FIG 6 .

Cholesterol accumulation in the PV increases PV acidity. PV pH was determined at 3 days postinfection using a ratiometric fluorescence assay of pH-sensitive Oregon Green dextran and pH-insensitive Alexa 647 dextran. (A) The pH in PVs from MEFs with cholesterol (average pH 4.5) was significantly more acidic than PVs from cholesterol-free MEFs (average pH 5.2). At least 10 PVs were measured in three separate experiments. The means ± SEM (error bars) from three individual experiments are shown. ****, P < 0.0001 as determined by two-tailed unpaired t test. (B) Average PV pH over 2 h in HeLa cells treated with DMSO or 5 µM U18666A. PVs were identified by microscopy and imaged prior to adding drug. While PV pH in DMSO-treated cells remained stable over the time course, PVs in U18666A-treated cells further acidified in the first 30 min. The average pH values at 30 min were 5.1 in DMSO-treated cells and 4.4 in U1666A-treated cells. Approximately 10 PVs were measured in each of two separate experiments, and individual traces are shown in Fig. S4 in the supplemental material. The averages ± SD (error bars) are shown.
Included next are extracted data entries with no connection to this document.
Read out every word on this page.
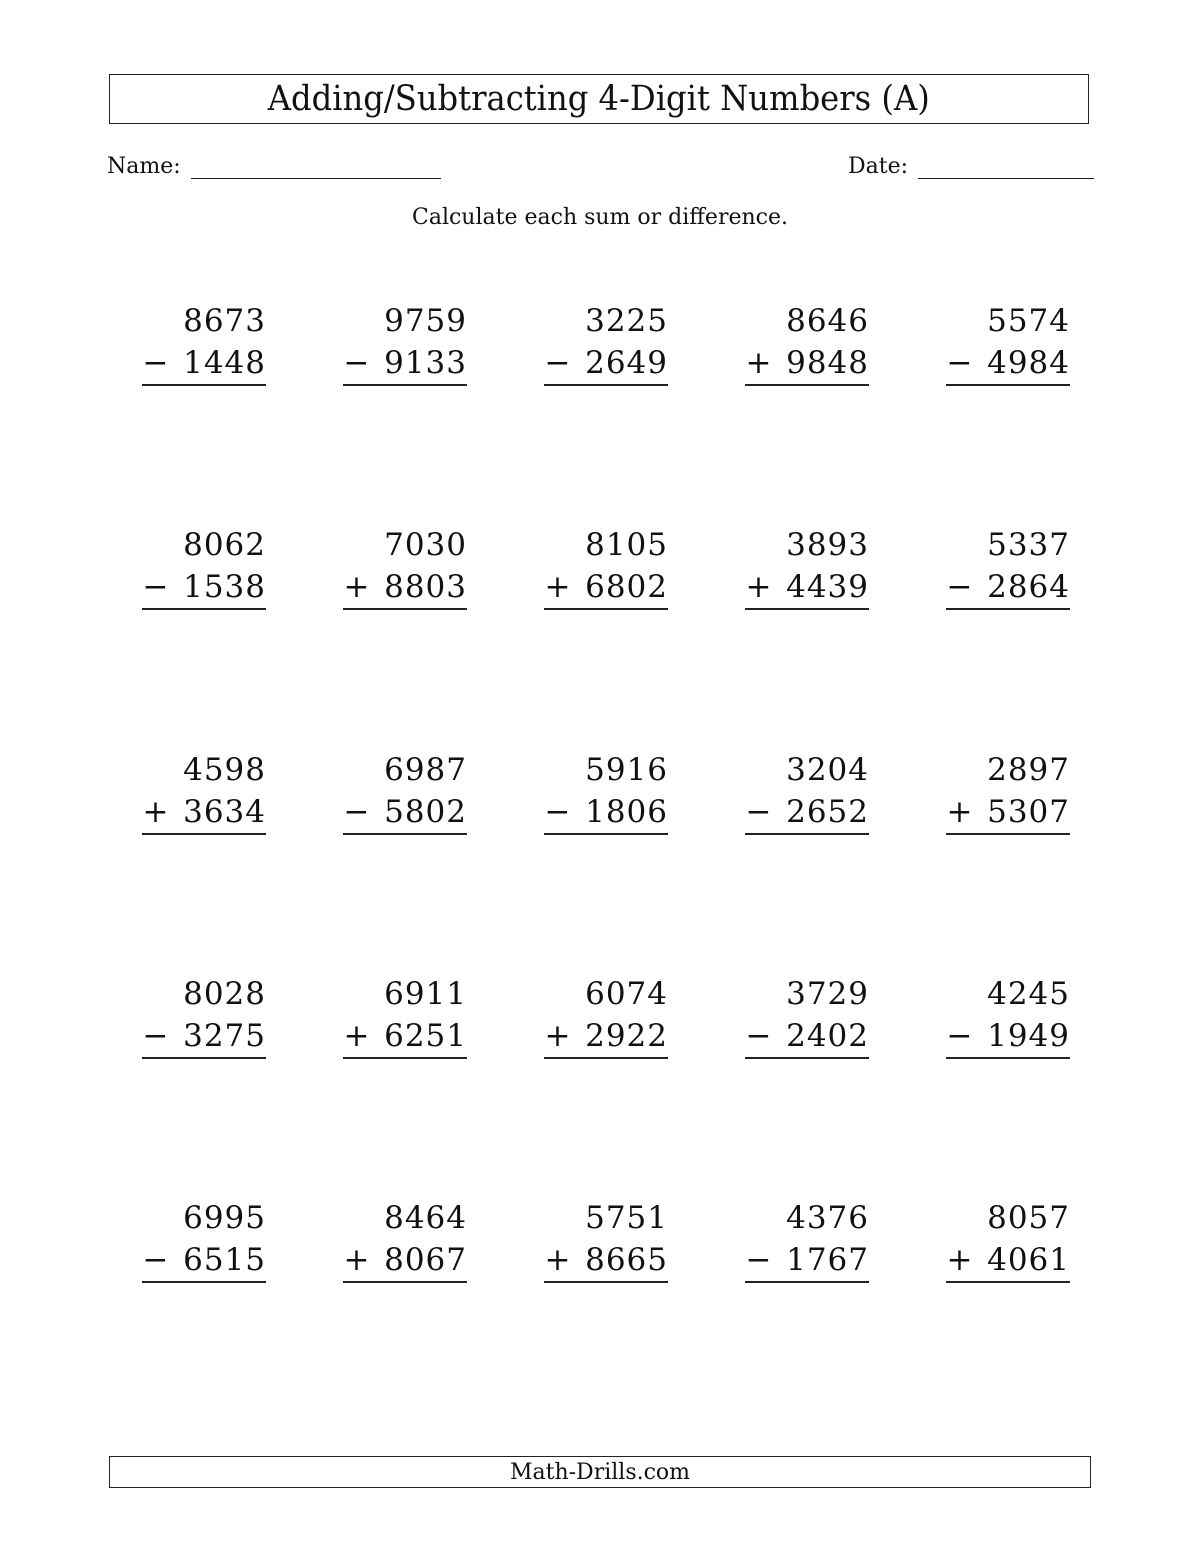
Adding/Subtracting 4-Digit Numbers (A)
Name:	Date:
Calculate each sum or difference.
8673
− 1448
9759
− 9133
3225
− 2649
8646
+ 9848
5574
− 4984
8062
− 1538
7030
+ 8803
8105
+ 6802
3893
+ 4439
5337
− 2864
4598
+ 3634
6987
− 5802
5916
− 1806
3204
− 2652
2897
+ 5307
8028
− 3275
6911
+ 6251
6074
+ 2922
3729
− 2402
4245
− 1949
6995
− 6515
8464
+ 8067
5751
+ 8665
4376
− 1767
8057
+ 4061
Math-Drills.com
All time points were significant (P < 0.0001). (C) C. burnetii-infected HeLa cells were treated with U18666A (1 µM or 5 µM) and/or the vATPase inhibitor bafilomycin A1 (100 nM) for 3 h. Bacterial viability, as measured by the FFU assay, is rescued in the presence of bafilomycin. The means plus SEM (error bars) from three individual experiments are shown. ****, P < 0.0001 for the value for U18666A treatment alone compared to the value for no treatment as determined by one-way ANOVA with Tukey’s posthoc test.